The idea that sacrificing points could be a good thing is a very questionable premise. The NHL standings are always tight and every point counts. And regardless of whether you love or hate the shootout, there is no denying the relevance of the points at stake. The Rangers have been beneficiaries of the shootout since it became a part of the NHL, earning so many victories that way. And that is exactly why I think the Rangers, who this season have only won one out of four shootouts, could actually benefit from missing out on those few points.
Since the 2008-2009 season the Rangers have won 22 out of 35 shootouts they have partaken in, or about 63%. The reality is that the Rangers needed those shootout victories to get into the playoffs, and that specifically holds true last season, where the Rangers needed virtually every single point they got from their nine shootout wins in twelve attempts in order to stay above the Hurricanes and win the final playoff spot in the East. The Rangers had 44 wins, so over 20% of their victories last season came in the shootout.
Which brings us to this season. The Rangers are on pace for 49.2 wins, which would easily be their highest total since the lockout. And yet only one of their 15 so far this season has come via the shootout. A whole 6.67%. A team usually dependent on the shootout is now succeeding despite its 25% success rate in the shootout.
No, the Rangers didn’t score, but when is the last time you saw a New York Rangers team dominate overtime like they did against the Lightning on Thursday? The whole period was played at even strength and the Rangers outshot the Lightning 6-1 while also hitting a post. Of course, the Rangers went on to lose in the shootout.

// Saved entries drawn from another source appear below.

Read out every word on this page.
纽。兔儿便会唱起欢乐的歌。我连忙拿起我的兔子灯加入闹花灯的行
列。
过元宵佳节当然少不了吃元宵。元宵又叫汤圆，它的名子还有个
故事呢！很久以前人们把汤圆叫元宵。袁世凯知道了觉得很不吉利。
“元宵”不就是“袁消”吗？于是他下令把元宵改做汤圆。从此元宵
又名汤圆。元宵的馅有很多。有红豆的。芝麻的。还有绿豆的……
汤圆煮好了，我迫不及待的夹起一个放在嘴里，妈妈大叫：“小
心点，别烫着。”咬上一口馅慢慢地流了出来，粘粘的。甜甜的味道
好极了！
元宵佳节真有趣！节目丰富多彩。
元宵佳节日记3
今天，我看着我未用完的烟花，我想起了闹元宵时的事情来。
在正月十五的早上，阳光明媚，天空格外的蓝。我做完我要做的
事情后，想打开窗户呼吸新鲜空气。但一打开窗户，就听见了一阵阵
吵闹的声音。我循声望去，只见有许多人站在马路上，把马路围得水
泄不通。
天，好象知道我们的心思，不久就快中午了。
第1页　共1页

So what is my point? Of course the Rangers need to get as many points as possible, and losing the shootout doesn’t help that. So what does it help? In previous seasons the shootout was in our favor. The players new it. The fans knew it. The whole world knew it. Find a way to see the game through for 65 minutes and the Rangers, usually backed by the best shootout goaltender in the NHL, had a pretty high chance of coming away with the second point. But that’s not the case this season. The Rangers are losing more in the shootout than they are winning. No longer do they have that safety cushion. The Rangers now have to approach tied games aggressively late in the third period and during overtime; and that is the best thing for this team’s growth. If challenging this current group to be a better team means they had to sacrifice a few points in the first quarter of the season then so be it.